I can hear the amused chortles of Wells/Spengler: "Really now - never hope to be a happy nation? No, I suppose not. But we have every chance of success at building a dynamic, prosperous, world-beating civilization! Meanwhile, General Washington, it remains to be seen just what parts - other than purely regressive ones - either nations or happiness will continue to play in the great onward thrust of Life; or what conceivable use 'humility' and a 'pacific temper of mind' can have, either for the final unification of the West [Spengler], or for the great upward March of Mankind [Wells]."
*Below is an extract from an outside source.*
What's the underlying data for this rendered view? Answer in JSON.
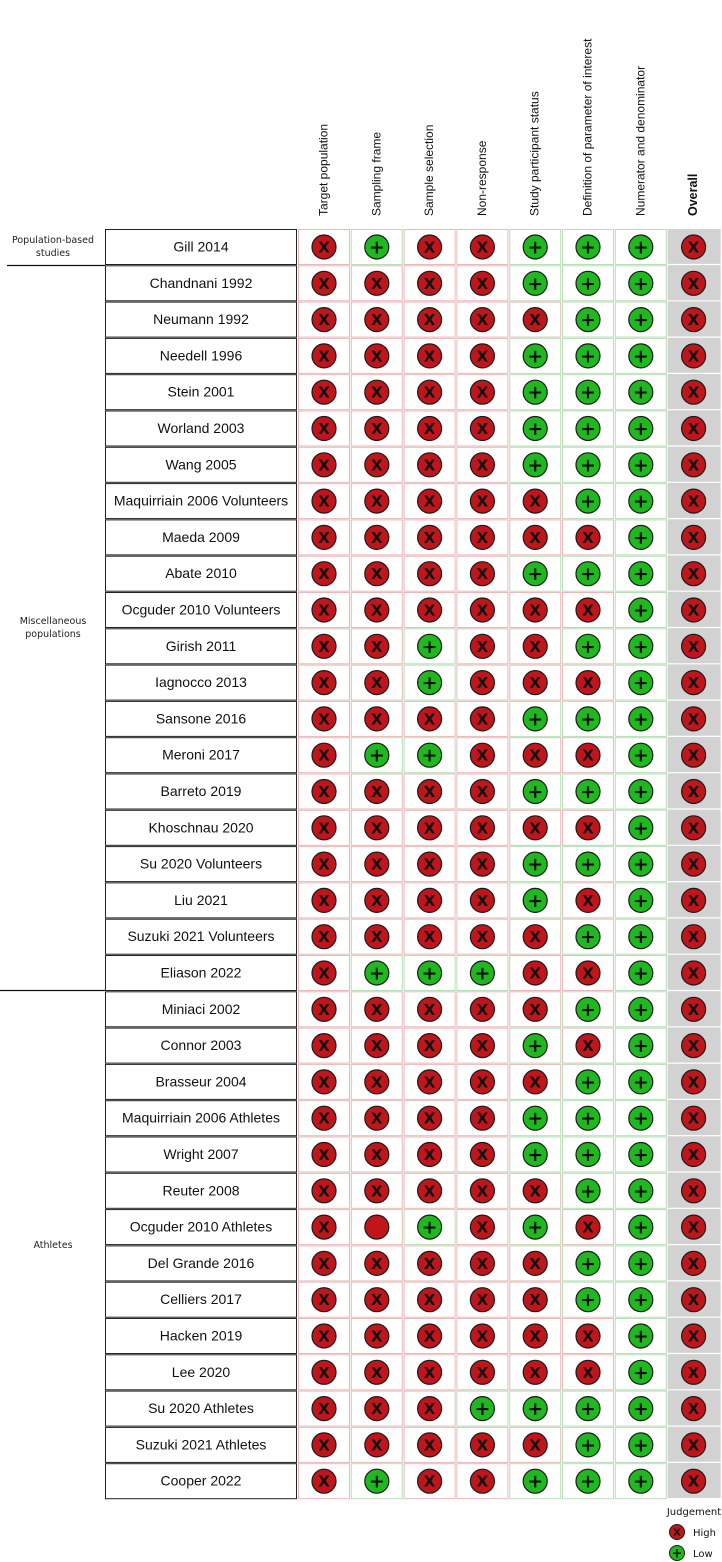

Now I ask you to judge for yourselves how far - if at all - this closing prayer of Washington's diverges in spirit from the main thrust of his address as a whole. As I see it, either the General is speaking the truth from his heart, or he's doing a royal - and highly insulting - job of talking down to his audience. But assuming his sincerity and good faith in all of these petitions, is our soon-to-be first president saying anything here that either Wells or Spengler would have had the patience to sit through without sneering? or even laughing out loud? Oh, I'm sure both would have welcomed a spirit of subordination and obedience to Government as necessary enough for most people - i.e., for the great bulk of us "inferior masses" who hail from, and drag down, every nation, tribe, people and tongue. But this demeaning, canine sort of loyalty - what conceivable place could it have in the ambitions and objectives of the world's better class of people: those go-ahead, impatient-of-restraint-and-authority souls whom both markets and organizational in-fighting will soon determine to be the natural (not hereditary) rulers of any rational, forward-looking global society? By all means let Government be big, harsh and implacable for us lesser folk. It's only what we deserve for being such failures - and may be all that keeps us in line. But for the truly and deservedly Big, can government ever become small - or at least pliant and manipulable - enough?
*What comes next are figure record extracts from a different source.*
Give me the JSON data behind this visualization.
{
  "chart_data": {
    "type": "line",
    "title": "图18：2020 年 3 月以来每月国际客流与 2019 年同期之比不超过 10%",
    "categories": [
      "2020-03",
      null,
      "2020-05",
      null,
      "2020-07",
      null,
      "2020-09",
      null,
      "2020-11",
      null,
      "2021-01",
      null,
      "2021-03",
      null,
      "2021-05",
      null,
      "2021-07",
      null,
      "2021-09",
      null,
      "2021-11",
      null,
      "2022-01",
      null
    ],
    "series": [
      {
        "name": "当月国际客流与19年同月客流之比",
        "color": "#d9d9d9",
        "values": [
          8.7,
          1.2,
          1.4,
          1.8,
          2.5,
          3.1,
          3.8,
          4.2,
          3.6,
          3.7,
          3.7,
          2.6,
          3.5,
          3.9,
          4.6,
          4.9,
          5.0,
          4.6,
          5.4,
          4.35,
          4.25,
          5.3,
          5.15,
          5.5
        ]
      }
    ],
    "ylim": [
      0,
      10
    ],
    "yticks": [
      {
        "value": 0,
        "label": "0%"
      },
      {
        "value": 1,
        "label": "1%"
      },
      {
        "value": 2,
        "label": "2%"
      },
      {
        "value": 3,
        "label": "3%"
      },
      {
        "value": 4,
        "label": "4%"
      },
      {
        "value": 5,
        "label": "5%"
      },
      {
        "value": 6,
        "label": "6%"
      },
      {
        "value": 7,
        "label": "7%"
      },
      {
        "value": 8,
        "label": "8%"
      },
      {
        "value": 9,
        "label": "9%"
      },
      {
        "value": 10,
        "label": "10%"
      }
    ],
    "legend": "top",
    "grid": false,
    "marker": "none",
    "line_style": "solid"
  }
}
For that matter, would either Wells or Spengler have found anything remotely commendable, or even rationally intelligible, in Lincoln's speech marking the institution of the national holiday of Thanksgiving? Or even, for that matter, would we - assuming, I mean, we could for a moment put aside these famous authors' identities, and examine both addresses coldly and rationally in the light of our real values, and not just our professed ones? Indeed I suspect we post-Cold Warriors - could we permit ourselves a moment's self-honesty - would have far less trouble understanding and even identifying with Wells and Spengler than with either of our two most celebrated Presidents. Maybe not with the former's very earliest writings, but certainly with their mature and final works. And in particular those works which put forth their most ambitious, dynamic and heroic visions of the human future - or their most misanthropically cynical views of ordinary human beings.
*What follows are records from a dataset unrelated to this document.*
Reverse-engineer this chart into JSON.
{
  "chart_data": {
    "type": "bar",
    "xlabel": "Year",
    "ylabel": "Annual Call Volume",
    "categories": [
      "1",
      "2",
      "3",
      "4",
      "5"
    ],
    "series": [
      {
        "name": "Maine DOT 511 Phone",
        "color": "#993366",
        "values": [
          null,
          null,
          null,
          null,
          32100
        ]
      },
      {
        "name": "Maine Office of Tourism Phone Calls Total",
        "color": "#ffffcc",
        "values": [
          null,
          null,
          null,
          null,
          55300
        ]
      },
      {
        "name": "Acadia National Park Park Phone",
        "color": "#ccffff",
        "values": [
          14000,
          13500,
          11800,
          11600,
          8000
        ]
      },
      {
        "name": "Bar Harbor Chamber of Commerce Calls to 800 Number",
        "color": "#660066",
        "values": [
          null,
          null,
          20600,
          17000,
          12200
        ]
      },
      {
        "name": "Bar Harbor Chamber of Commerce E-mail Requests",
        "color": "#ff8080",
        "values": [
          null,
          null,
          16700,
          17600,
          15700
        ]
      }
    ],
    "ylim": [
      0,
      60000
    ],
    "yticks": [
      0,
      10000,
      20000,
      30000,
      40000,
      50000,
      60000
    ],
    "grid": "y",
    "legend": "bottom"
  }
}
What a shame, really, that we can't create the conditions for a truly blind taste test of the merits of these four: Wells, Spengler, Washington and Lincoln. Frankly I'd be amazed if the bulk of our US leaders, from every walk of life, did not find some mix of Wellsian/Spenglerian values a good deal more bracing - rather like a strong iced latte, to say nothing of more relevant to our times and problems - than the tired old admonitions of George and Abe. Neither, I think, should we be too condemning of ourselves, simply because a majority of our movers and shakers find it much easier to honor certain "Founders' values" more in the breach than in the observance. It's hard to remind yourself of the value of, say, humility or prudence, or thankfulness, or even honesty, when you know you've done practically everything on your own, and by practically any means you can muster, foul or fair. And certainly with no help whatever from the likes of history, or tradition, or the cumulative moral wisdom of mankind.

Or none, at any rate, prior to 1776.